Abu Taher supported the assassination of Sheikh Mujibur Rahman, remarking,
They've made a big mistake. They shouldn't have allowed Sheikh Mujib's burial. Now a shrine will be built there. His body should have been thrown into the Bay of Bengal.
It was known that Jatiyo Samajtantrik Dal had plans for an insurrection against Sheikh Mujib's government. After the 15 August coup, JSD encouraged its followers to study Marx's The Class Struggles in France. On the morning of the coup, Taher received several phone calls, urging him to go to Bangladesh Betar, the government radio station. Upon reaching the radio station, he met Major Rashid, one of the key organisers of Sheikh Mujib's assassination. Rashid took Taher to a room, where he saw Major Dalim, Taheruddin Thakur and Khondaker Mostaq Ahmad. Taher was invited to join the cabinet by Rashid, but he declined. Taher was present at Khondaker Mostaq Ahmad's swearing-in ceremony.

=== 3 November 1975 Coup ===

After the 15 August coup, the chain of command in the Bangladesh Army was disrupted; the majors involved in Sheikh Mujib's assassination began acting like generals. General Khaled Mosharraf urged General Ziaur Rahman to restore the chain of command, which he was either unwilling or unable to do. As a result, Khaled Mosharraf launched the 3 November coup, ousting Khondaker Mostaq Ahmad and placing Ziaur Rahman under house arrest. Before Rahman was arrested, he reportedly made a phone call to Taher, urging him to save him. Every night between 4 and 6 November, secret meetings of enlisted men and non-commissioned officers were held under Taher's leadership. These troops belonged to Biplobi Shainik Sangstha (BSS; Revolutionary Soldiers' Organisation), which was a 'socialist and egalitarian' group that clandestinely existed within the Bangladesh Army. At these meetings, they finalised plans to organise an uprising of soldiers and civilians and free Rahman from imprisonment.

=== 7 November 1975 coup ===

The 7 November coup was launched by BSS under the leadership of Abu Taher to overthrow Khaled Mosharraf. The coup began during the early hours of 7 November 1975 in Dhaka Cantonment. Many people, both civilians and low-ranking military personnel, soon joined in. The number of people who joined in the days leading up to the coup by the BSS was due partially to a campaign accusing General Mosharraf of conspiring with India against the public.

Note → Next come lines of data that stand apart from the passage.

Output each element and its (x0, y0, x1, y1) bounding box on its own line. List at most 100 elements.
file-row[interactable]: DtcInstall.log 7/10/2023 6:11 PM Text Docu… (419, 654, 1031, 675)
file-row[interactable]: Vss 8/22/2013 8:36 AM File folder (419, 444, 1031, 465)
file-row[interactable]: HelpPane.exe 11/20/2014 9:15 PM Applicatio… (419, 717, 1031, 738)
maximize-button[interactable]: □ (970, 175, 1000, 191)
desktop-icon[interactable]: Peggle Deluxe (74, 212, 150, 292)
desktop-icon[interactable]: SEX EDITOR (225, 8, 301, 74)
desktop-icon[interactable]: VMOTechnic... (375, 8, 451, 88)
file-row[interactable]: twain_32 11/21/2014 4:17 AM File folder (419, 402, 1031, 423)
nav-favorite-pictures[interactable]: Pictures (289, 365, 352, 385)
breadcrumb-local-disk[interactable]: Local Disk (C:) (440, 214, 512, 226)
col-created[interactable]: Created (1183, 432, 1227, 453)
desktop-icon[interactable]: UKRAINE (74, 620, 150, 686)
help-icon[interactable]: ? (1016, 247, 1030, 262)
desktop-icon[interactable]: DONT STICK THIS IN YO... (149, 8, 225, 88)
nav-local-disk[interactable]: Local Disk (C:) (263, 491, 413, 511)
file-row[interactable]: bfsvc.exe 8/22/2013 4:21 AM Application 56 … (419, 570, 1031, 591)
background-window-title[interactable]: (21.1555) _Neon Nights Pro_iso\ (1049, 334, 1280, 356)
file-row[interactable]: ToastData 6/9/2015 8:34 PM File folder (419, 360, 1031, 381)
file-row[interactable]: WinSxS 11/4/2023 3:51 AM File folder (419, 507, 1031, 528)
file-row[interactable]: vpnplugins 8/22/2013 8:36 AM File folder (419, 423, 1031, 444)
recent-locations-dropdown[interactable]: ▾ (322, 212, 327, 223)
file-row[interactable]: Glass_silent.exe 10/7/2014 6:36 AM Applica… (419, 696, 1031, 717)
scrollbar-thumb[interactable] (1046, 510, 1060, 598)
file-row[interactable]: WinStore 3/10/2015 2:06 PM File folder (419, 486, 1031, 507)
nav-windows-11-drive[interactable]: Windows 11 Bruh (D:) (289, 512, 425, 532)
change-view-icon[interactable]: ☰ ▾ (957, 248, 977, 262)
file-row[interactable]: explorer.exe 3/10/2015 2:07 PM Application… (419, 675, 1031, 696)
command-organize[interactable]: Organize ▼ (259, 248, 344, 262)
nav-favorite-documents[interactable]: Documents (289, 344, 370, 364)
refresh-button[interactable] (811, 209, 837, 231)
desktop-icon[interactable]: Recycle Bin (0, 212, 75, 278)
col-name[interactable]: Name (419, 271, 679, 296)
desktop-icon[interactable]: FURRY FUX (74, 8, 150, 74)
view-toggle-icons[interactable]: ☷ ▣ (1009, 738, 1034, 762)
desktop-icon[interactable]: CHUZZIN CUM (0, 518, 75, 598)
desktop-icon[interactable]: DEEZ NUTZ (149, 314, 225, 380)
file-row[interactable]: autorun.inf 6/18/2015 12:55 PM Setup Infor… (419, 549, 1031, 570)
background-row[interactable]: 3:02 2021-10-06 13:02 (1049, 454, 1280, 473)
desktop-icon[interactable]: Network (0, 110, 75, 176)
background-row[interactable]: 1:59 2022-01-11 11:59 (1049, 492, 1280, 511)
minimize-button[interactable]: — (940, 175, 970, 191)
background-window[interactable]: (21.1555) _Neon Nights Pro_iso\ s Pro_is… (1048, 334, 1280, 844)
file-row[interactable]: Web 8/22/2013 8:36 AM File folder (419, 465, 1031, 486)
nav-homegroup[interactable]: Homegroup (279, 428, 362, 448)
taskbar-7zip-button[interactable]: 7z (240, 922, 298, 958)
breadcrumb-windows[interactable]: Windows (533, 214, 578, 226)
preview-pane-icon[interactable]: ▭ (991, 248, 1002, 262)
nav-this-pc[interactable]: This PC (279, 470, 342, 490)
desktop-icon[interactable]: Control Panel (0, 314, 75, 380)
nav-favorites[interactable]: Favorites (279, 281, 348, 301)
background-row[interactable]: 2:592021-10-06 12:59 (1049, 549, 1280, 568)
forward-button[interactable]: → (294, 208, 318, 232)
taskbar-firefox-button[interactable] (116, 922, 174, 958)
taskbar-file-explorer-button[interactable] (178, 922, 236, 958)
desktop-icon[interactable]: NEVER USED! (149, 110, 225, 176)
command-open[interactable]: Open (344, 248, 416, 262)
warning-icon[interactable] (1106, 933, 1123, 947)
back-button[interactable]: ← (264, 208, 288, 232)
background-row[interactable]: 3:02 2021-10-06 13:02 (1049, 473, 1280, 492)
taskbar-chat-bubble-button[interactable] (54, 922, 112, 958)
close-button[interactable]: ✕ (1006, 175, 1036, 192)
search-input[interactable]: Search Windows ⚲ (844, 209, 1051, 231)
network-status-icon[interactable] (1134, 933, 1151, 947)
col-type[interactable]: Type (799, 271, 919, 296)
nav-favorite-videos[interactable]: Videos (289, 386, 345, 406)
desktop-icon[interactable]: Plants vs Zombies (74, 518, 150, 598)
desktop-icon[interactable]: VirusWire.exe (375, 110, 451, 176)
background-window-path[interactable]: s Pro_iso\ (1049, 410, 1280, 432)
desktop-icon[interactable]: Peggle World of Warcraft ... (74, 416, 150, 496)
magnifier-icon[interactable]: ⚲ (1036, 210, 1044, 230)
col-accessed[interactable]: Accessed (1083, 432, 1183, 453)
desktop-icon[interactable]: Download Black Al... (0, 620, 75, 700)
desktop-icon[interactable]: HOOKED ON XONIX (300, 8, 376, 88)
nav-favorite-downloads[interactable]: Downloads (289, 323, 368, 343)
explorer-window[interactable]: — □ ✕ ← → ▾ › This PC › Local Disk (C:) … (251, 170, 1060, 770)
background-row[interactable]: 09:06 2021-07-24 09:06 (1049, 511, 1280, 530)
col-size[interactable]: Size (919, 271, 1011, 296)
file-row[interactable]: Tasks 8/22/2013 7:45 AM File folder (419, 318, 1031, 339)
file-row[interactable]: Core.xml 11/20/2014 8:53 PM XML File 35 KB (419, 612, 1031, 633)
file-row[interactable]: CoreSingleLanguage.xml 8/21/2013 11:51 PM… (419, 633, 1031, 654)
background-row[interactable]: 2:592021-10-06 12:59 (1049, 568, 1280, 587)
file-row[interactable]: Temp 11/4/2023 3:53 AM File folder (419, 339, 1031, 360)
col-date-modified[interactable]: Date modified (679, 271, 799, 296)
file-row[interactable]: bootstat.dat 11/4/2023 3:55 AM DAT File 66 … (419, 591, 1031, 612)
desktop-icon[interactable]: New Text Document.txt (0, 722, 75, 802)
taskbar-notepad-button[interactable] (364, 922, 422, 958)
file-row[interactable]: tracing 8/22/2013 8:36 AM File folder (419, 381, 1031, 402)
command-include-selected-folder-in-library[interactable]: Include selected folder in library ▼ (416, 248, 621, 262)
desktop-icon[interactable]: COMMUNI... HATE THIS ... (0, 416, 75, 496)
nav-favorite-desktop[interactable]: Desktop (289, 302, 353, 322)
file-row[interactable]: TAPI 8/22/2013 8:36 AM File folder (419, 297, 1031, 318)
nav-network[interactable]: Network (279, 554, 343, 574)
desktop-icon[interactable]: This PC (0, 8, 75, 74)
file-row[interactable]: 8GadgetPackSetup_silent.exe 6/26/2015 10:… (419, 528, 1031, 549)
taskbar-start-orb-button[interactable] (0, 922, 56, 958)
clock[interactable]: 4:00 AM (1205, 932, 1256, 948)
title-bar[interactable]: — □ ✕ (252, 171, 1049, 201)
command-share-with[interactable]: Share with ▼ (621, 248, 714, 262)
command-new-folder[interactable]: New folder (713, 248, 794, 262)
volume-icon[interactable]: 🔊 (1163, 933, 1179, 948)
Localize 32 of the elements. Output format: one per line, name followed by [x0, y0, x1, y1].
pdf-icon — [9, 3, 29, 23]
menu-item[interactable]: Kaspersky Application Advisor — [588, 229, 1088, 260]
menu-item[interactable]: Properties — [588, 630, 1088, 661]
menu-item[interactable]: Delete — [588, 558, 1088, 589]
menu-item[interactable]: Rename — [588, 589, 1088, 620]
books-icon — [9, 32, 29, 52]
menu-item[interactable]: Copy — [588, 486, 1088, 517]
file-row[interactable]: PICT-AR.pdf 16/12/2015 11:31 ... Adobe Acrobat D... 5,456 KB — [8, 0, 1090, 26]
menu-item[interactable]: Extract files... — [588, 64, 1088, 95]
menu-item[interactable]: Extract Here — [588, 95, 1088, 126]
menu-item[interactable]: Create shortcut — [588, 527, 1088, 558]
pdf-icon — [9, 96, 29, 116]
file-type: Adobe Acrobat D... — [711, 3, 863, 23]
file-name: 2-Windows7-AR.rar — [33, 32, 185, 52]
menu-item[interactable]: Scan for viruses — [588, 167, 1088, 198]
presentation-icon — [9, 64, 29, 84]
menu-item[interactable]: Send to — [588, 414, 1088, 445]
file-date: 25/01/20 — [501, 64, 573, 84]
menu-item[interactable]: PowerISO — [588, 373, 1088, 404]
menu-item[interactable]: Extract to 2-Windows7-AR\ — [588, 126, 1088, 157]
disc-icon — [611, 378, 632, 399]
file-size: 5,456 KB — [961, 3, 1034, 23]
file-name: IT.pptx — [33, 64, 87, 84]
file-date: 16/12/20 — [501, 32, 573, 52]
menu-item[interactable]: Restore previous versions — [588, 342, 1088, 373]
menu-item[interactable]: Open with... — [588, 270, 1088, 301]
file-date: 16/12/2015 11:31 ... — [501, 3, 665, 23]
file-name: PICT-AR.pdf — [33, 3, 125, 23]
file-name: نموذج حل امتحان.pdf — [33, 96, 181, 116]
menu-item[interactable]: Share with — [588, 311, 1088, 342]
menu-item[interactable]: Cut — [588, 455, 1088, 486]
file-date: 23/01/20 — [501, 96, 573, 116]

The insurrection soon spread to other areas, including Rangpur and Chittagong. Crowds poured into the streets of Dhaka to support the soldiers and shouted slogans, such as 'The people and soldiers have united'. Sources say that the insurrectionists quickly overwhelmed Mosharraf's forces. Ziaur Rahman was freed from house arrest by soldiers and taken to the headquarters of the 2nd Field Artillery regiment, where he met Taher. Witnesses claim that Zia embraced Taher and thanked him for saving his life.

==Trial and execution==
Once Ziaur Rahman regained control of the army, he realised that the soldiers' mutiny had to be suppressed if discipline was to be restored. On 24 November 1975, he ordered Taher arrested on charges of high treason and murder. Taher was tried by a military tribunal inside the Dhaka Central Jail and sentenced to death on 17 July 1976. He was executed by hanging on 21 July 1976. His last meal consisted of mangoes and tea. The Bangladesh High Court later ruled the trial illegal and described Taher's execution as a "cold-blooded assassination" in its judgment.

==High Court ruling==
On 22 March 2011, the High Court overturned the previous judgment that had authorised Taher's execution by military tribunal while the nation was under martial law. The military court judgment was declared illegal. The court observed that Taher's execution had happened according to Major General Ziaur Rahman's plan.